O Governo Federal conseguiu aprovar a polêmica PEC dos Precatórios na Comissão de Constituição e Justiça (CCJ) do Senado Federal. De acordo com as informações oficiais, o placar final terminou em um 16 a 10 pela aprovação. Com isso, o texto em questão altera o Auxílio Brasil e vai seguir agora para o Plenário da casa.
Para quem não sabe, precatórios são dívidas que o Governo Federal tem com pessoas físicas, jurídicas, estados e municípios. A ideia da PEC é permitir que o Planalto parcele essas dívidas e consequentemente tenha mais espaço dentro do teto de gastos públicos. Isso poderia abrir a possibilidade de aumento no Auxílio Brasil.
Quem votou a favor da PEC
Como dito, 16 senadores votaram a favor da PEC dos Precatórios. A grande maioria deles faz parte da base de apoio do próprio Governo Federal.
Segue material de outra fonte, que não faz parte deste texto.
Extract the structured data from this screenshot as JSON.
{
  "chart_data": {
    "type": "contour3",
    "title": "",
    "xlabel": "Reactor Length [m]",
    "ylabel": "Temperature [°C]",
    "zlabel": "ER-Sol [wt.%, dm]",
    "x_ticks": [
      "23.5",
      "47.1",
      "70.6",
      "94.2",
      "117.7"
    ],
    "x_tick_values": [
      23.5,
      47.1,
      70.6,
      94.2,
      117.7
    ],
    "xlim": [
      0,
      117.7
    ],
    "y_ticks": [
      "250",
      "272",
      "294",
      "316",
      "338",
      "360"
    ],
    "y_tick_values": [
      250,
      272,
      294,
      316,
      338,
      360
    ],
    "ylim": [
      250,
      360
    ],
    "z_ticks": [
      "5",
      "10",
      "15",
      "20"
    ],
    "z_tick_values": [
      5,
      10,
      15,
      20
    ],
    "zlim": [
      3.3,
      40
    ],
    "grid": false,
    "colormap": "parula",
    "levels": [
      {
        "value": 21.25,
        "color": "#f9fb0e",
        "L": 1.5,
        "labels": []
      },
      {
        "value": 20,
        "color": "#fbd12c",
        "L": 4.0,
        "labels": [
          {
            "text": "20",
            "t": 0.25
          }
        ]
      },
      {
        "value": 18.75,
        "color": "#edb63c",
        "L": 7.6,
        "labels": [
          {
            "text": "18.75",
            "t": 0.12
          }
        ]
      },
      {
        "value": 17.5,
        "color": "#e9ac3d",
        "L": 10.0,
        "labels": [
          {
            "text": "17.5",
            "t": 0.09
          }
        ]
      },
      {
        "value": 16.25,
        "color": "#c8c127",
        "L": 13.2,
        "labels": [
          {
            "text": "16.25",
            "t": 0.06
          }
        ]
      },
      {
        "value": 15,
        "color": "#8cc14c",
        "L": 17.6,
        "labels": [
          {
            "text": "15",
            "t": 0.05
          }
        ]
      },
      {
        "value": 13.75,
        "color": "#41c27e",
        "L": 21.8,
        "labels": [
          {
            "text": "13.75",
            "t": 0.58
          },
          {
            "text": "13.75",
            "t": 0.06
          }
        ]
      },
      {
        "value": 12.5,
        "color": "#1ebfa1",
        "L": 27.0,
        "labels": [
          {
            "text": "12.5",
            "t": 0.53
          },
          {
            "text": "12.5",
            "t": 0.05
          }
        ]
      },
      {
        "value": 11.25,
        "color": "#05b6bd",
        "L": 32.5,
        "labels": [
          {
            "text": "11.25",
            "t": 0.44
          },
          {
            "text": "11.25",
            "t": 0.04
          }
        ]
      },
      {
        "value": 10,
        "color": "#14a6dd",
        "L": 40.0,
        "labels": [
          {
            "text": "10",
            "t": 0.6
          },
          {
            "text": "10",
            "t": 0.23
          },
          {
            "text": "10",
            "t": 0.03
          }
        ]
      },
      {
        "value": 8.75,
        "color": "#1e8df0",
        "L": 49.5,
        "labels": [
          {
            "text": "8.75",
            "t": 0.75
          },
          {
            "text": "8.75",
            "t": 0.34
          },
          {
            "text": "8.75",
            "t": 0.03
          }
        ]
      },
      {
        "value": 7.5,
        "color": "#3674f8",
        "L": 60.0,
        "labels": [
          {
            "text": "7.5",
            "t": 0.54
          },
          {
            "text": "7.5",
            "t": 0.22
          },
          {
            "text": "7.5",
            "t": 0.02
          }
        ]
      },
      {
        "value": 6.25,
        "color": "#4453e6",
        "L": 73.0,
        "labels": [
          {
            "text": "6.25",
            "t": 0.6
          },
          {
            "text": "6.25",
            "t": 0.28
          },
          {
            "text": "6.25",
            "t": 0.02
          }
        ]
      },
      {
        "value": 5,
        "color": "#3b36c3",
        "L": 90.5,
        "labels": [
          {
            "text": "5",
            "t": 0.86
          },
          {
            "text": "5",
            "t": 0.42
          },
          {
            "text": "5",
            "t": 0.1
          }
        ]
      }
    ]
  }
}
Veja a lista abaixo:
- Eduardo Braga (MDB-AM)
- Fernando Bezerra Coelho (MDB-PE)
- Mecias de Jesus (Republicanos-RR)
- Esperidião Amin (PP-SC)
- Eliane Nogueira (PP-PI)
- Plínio Valério (PSDB-AM)
- Antônio Anastasia (PSD-MG)
- Lucas Barreto (PSD-AP)
- Vanderlan Cardoso (PSD-GO)
- Marcos Rogério (DEM-RO)
- Jorginho Melo (PL-SC)
- Telmário Mota (PROS-RR)
- Eduardo Gomes (MDB-TO)
- Marcio Bittar (MDB-AC)
- Giordiano (MDB-SP)
- Carlos Fávaro (PSD-MT)
O argumento que esses senadores usaram publicamente foi o de que o Governo precisa aprovar essa PEC para aumentar o Auxílio Brasil. Eles disseram ainda que milhões de pessoas estão passando fome e precisam dessa ajuda neste momento. Além disso, eles defendem que não há quebra do teto de gastos nesta aprovação. Essa é a ideia deles.
Quem votou contra a PEC dos Precatórios
Por outro lado, no entanto, outros 10 senadores decidiram votar contra a PEC. A grande maioria deles são de partidos de oposição ao Presidente Jair Bolsonaro. Veja a lista abaixo:
- Simone Tebet (MDB-MS)
- Jorge Kajuru (Podemos-GO)
- Oriovisto Guimarães (Podemos-PR)
- Paulo Paim (PT-RS)
- Rogério Carvalho (PT-SE)
- Alessandro Vieira (Cidadania-SE)
- Weverton (PDT-MA)
- Fabiano Contarato (Rede-ES)
- José Aníbal (PSDB-SP)
- Lasier Martins (Podemos-RS)
O argumento usado por esses senadores é que essa PEC estaria aplicando uma espécie de calote em grande parte da população brasileira. Eles também dizem que a abertura de espaço no teto de gastos irá servir também para o pagamento das chamadas emendas do relator em pleno ano eleitoral.